I remember shopping in downtown Gary, and walked many
of the streets as a U.S.P.S. letter carrier for a short time. I remember
driving through neighborhoods with green trees and lawns, lovely well-cared-for
homes and friendly people. I fondly recall how my husband loved to visit a
neighborhood park on weekends to buy lamb being roasted at a Croatian picnic.
I, too, recall
aesthetically pleasing Glen Park neighborhoods and attending lamb roasts at St.
Sava’s on Forty-Ninth and pierogi nights at the Slovak Club at Eleventh and
Harrison. White ethnic neighborhood
enclaves with all their vices and virtues are pretty much a thing of the past.
Slovak Club, Eleventh and Harrison in Gary
Women columnists are taking
pot shots at Caitlyn Jenner, bemoaning her publicity-seeking Vanity Fair
photo shoot. Ellen Goodman asked: “Why
Caitlyn couldn’t come out as a 65 year-old woman rather than a 25 year-old
starlet?” Others took her to task
for keeping her male sex organ – as if she’s got a future in porn if her
reality TV show flops. Jon Stewart on
the Daily Show made fun of catty remarks about how good she looked - for
her age and with the aid of modern make-up.
After reading Steel Shavings volume 44,
former student Terry Helton, like Fred McColly before him, is chomping at the
bit to protest IUN forbidding me to use a 40 year-old account. Well, I’m pleased to report that the problem
is apparently about to be resolved.
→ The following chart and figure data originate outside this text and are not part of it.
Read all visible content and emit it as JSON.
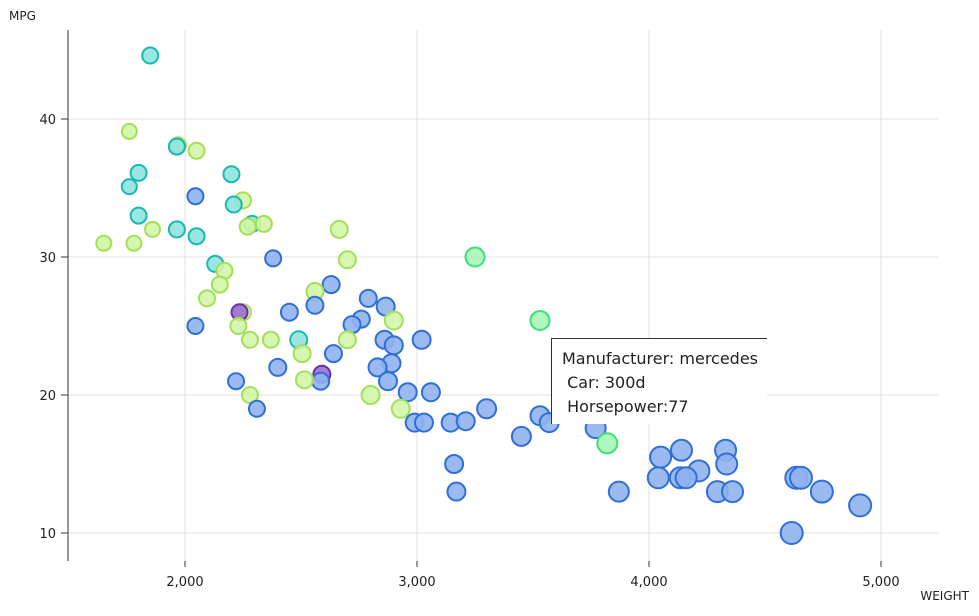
{
  "chart_data": {
    "type": "scatter",
    "xlabel": "WEIGHT",
    "ylabel": "MPG",
    "xlim": [
      1500,
      5250
    ],
    "ylim": [
      8,
      45
    ],
    "xticks": [
      2000,
      3000,
      4000,
      5000
    ],
    "xtick_labels": [
      "2,000",
      "3,000",
      "4,000",
      "5,000"
    ],
    "yticks": [
      10,
      20,
      30,
      40
    ],
    "ytick_labels": [
      "10",
      "20",
      "30",
      "40"
    ],
    "grid": true,
    "colors": {
      "blue_fill": "#8fb3ee",
      "blue_stroke": "#2f6fd6",
      "cyan_fill": "#8fe3e0",
      "cyan_stroke": "#1bb8b3",
      "lime_fill": "#d3f5a6",
      "lime_stroke": "#a3e05a",
      "green_fill": "#a7f5b8",
      "green_stroke": "#3ee079",
      "purple_fill": "#9a6fcf",
      "purple_stroke": "#6a2fa8"
    },
    "points": [
      {
        "x": 1850,
        "y": 44.6,
        "c": "cyan",
        "s": 8
      },
      {
        "x": 1760,
        "y": 39.1,
        "c": "lime",
        "s": 7.5
      },
      {
        "x": 1970,
        "y": 38.1,
        "c": "lime",
        "s": 8
      },
      {
        "x": 1965,
        "y": 38,
        "c": "cyan",
        "s": 8
      },
      {
        "x": 2050,
        "y": 37.7,
        "c": "lime",
        "s": 8
      },
      {
        "x": 1800,
        "y": 36.1,
        "c": "cyan",
        "s": 8
      },
      {
        "x": 2200,
        "y": 36,
        "c": "cyan",
        "s": 8
      },
      {
        "x": 1760,
        "y": 35.1,
        "c": "cyan",
        "s": 7.5
      },
      {
        "x": 2045,
        "y": 34.4,
        "c": "blue",
        "s": 8
      },
      {
        "x": 2250,
        "y": 34.1,
        "c": "lime",
        "s": 8
      },
      {
        "x": 2210,
        "y": 33.8,
        "c": "cyan",
        "s": 8
      },
      {
        "x": 1800,
        "y": 33,
        "c": "cyan",
        "s": 8
      },
      {
        "x": 2290,
        "y": 32.4,
        "c": "cyan",
        "s": 8
      },
      {
        "x": 2340,
        "y": 32.4,
        "c": "lime",
        "s": 8
      },
      {
        "x": 2270,
        "y": 32.2,
        "c": "lime",
        "s": 8
      },
      {
        "x": 1860,
        "y": 32,
        "c": "lime",
        "s": 7.5
      },
      {
        "x": 1965,
        "y": 32,
        "c": "cyan",
        "s": 8
      },
      {
        "x": 2665,
        "y": 32,
        "c": "lime",
        "s": 8.5
      },
      {
        "x": 2050,
        "y": 31.5,
        "c": "cyan",
        "s": 8
      },
      {
        "x": 1650,
        "y": 31,
        "c": "lime",
        "s": 7.5
      },
      {
        "x": 1780,
        "y": 31,
        "c": "lime",
        "s": 7.5
      },
      {
        "x": 2380,
        "y": 29.9,
        "c": "blue",
        "s": 8
      },
      {
        "x": 2700,
        "y": 29.8,
        "c": "lime",
        "s": 8.5
      },
      {
        "x": 3250,
        "y": 30,
        "c": "green",
        "s": 9.5
      },
      {
        "x": 2130,
        "y": 29.5,
        "c": "cyan",
        "s": 8
      },
      {
        "x": 2170,
        "y": 29,
        "c": "lime",
        "s": 8
      },
      {
        "x": 2150,
        "y": 28,
        "c": "lime",
        "s": 8
      },
      {
        "x": 2630,
        "y": 28,
        "c": "blue",
        "s": 8.5
      },
      {
        "x": 2560,
        "y": 27.5,
        "c": "lime",
        "s": 8.5
      },
      {
        "x": 2790,
        "y": 27,
        "c": "blue",
        "s": 8.5
      },
      {
        "x": 2095,
        "y": 27,
        "c": "lime",
        "s": 8
      },
      {
        "x": 2560,
        "y": 26.5,
        "c": "blue",
        "s": 8.5
      },
      {
        "x": 2865,
        "y": 26.4,
        "c": "blue",
        "s": 9
      },
      {
        "x": 2250,
        "y": 26,
        "c": "lime",
        "s": 8
      },
      {
        "x": 2235,
        "y": 26,
        "c": "purple",
        "s": 8
      },
      {
        "x": 2450,
        "y": 26,
        "c": "blue",
        "s": 8.5
      },
      {
        "x": 2760,
        "y": 25.5,
        "c": "blue",
        "s": 8.5
      },
      {
        "x": 3530,
        "y": 25.4,
        "c": "green",
        "s": 9.5
      },
      {
        "x": 2900,
        "y": 25.4,
        "c": "lime",
        "s": 9
      },
      {
        "x": 2720,
        "y": 25.1,
        "c": "blue",
        "s": 8.5
      },
      {
        "x": 2045,
        "y": 25,
        "c": "blue",
        "s": 8
      },
      {
        "x": 2230,
        "y": 25,
        "c": "lime",
        "s": 8
      },
      {
        "x": 2490,
        "y": 24,
        "c": "cyan",
        "s": 8.5
      },
      {
        "x": 2280,
        "y": 24,
        "c": "lime",
        "s": 8
      },
      {
        "x": 2370,
        "y": 24,
        "c": "lime",
        "s": 8
      },
      {
        "x": 2700,
        "y": 24,
        "c": "lime",
        "s": 8.5
      },
      {
        "x": 2860,
        "y": 24,
        "c": "blue",
        "s": 9
      },
      {
        "x": 3020,
        "y": 24,
        "c": "blue",
        "s": 9
      },
      {
        "x": 2900,
        "y": 23.6,
        "c": "blue",
        "s": 9
      },
      {
        "x": 2640,
        "y": 23,
        "c": "blue",
        "s": 8.5
      },
      {
        "x": 2505,
        "y": 23,
        "c": "lime",
        "s": 8.5
      },
      {
        "x": 2890,
        "y": 22.3,
        "c": "blue",
        "s": 9
      },
      {
        "x": 2400,
        "y": 22,
        "c": "blue",
        "s": 8.5
      },
      {
        "x": 2830,
        "y": 22,
        "c": "blue",
        "s": 9
      },
      {
        "x": 2590,
        "y": 21.5,
        "c": "purple",
        "s": 8.5
      },
      {
        "x": 2585,
        "y": 21,
        "c": "blue",
        "s": 8.5
      },
      {
        "x": 2515,
        "y": 21.1,
        "c": "lime",
        "s": 8.5
      },
      {
        "x": 2220,
        "y": 21,
        "c": "blue",
        "s": 8
      },
      {
        "x": 2875,
        "y": 21,
        "c": "blue",
        "s": 9
      },
      {
        "x": 2960,
        "y": 20.2,
        "c": "blue",
        "s": 9
      },
      {
        "x": 3060,
        "y": 20.2,
        "c": "blue",
        "s": 9
      },
      {
        "x": 2800,
        "y": 20,
        "c": "lime",
        "s": 9
      },
      {
        "x": 2280,
        "y": 20,
        "c": "lime",
        "s": 8
      },
      {
        "x": 2310,
        "y": 19,
        "c": "blue",
        "s": 8
      },
      {
        "x": 2930,
        "y": 19,
        "c": "lime",
        "s": 9
      },
      {
        "x": 3300,
        "y": 19,
        "c": "blue",
        "s": 9.5
      },
      {
        "x": 3530,
        "y": 18.5,
        "c": "blue",
        "s": 9.5
      },
      {
        "x": 2990,
        "y": 18,
        "c": "blue",
        "s": 9
      },
      {
        "x": 3030,
        "y": 18,
        "c": "blue",
        "s": 9
      },
      {
        "x": 3145,
        "y": 18,
        "c": "blue",
        "s": 9
      },
      {
        "x": 3210,
        "y": 18.1,
        "c": "blue",
        "s": 9
      },
      {
        "x": 3570,
        "y": 18,
        "c": "blue",
        "s": 9.5
      },
      {
        "x": 3770,
        "y": 17.6,
        "c": "blue",
        "s": 10
      },
      {
        "x": 3450,
        "y": 17,
        "c": "blue",
        "s": 9.5
      },
      {
        "x": 3820,
        "y": 16.5,
        "c": "green",
        "s": 10
      },
      {
        "x": 4140,
        "y": 16,
        "c": "blue",
        "s": 10.5
      },
      {
        "x": 4330,
        "y": 16,
        "c": "blue",
        "s": 10.5
      },
      {
        "x": 4050,
        "y": 15.5,
        "c": "blue",
        "s": 10.5
      },
      {
        "x": 3160,
        "y": 15,
        "c": "blue",
        "s": 9
      },
      {
        "x": 4335,
        "y": 15,
        "c": "blue",
        "s": 10.5
      },
      {
        "x": 4215,
        "y": 14.5,
        "c": "blue",
        "s": 10.5
      },
      {
        "x": 4040,
        "y": 14,
        "c": "blue",
        "s": 10.5
      },
      {
        "x": 4135,
        "y": 14,
        "c": "blue",
        "s": 10.5
      },
      {
        "x": 4160,
        "y": 14,
        "c": "blue",
        "s": 10.5
      },
      {
        "x": 4635,
        "y": 14,
        "c": "blue",
        "s": 11
      },
      {
        "x": 4655,
        "y": 14,
        "c": "blue",
        "s": 11
      },
      {
        "x": 3170,
        "y": 13,
        "c": "blue",
        "s": 9
      },
      {
        "x": 3870,
        "y": 13,
        "c": "blue",
        "s": 10
      },
      {
        "x": 4295,
        "y": 13,
        "c": "blue",
        "s": 10.5
      },
      {
        "x": 4360,
        "y": 13,
        "c": "blue",
        "s": 10.5
      },
      {
        "x": 4745,
        "y": 13,
        "c": "blue",
        "s": 11
      },
      {
        "x": 4910,
        "y": 12,
        "c": "blue",
        "s": 11
      },
      {
        "x": 4615,
        "y": 10,
        "c": "blue",
        "s": 11
      }
    ]
  },
  "tooltip": {
    "manufacturer": "Manufacturer: mercedes",
    "car": " Car: 300d",
    "horsepower": " Horsepower:77"
  }
}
I’ve
told Arts and Sciences dean Mark Hoyert that the next volume will include
journals from Steve McShane’s spring, summer, and fall students. After meeting with CISTL director Chris
Young, I’ve agreed to publish excerpts of papers presented at annual Arts and
Sciences conferences. I’m hoping, as
Chris considers offerings on Antebellum Indiana, that we might co-edit a volume
on the Calumet Region during the Nineteenth Century.
I wore my “Stand Up for Steel” t-shirt as Congress
debated whether to authorize Obama to negotiate a trade deal with 11 Pacific
countries. Most Democrats, including
Congressman Peter Visclosky opposed the bill, while most Republicans supported
it. Like union leaders, I fear it will
increase the ability of foreign countries to drive American steel mills out of
business.
well...pleased as i am that the ossified bureaucrats and humorless bean counters have seen the light and things are moving forward i have to admit to a bit of disappointment,,,i have been honing that particular rant for a number of months...i have hopes of retooling it for application to presidential politics though...that effort may hold some promise.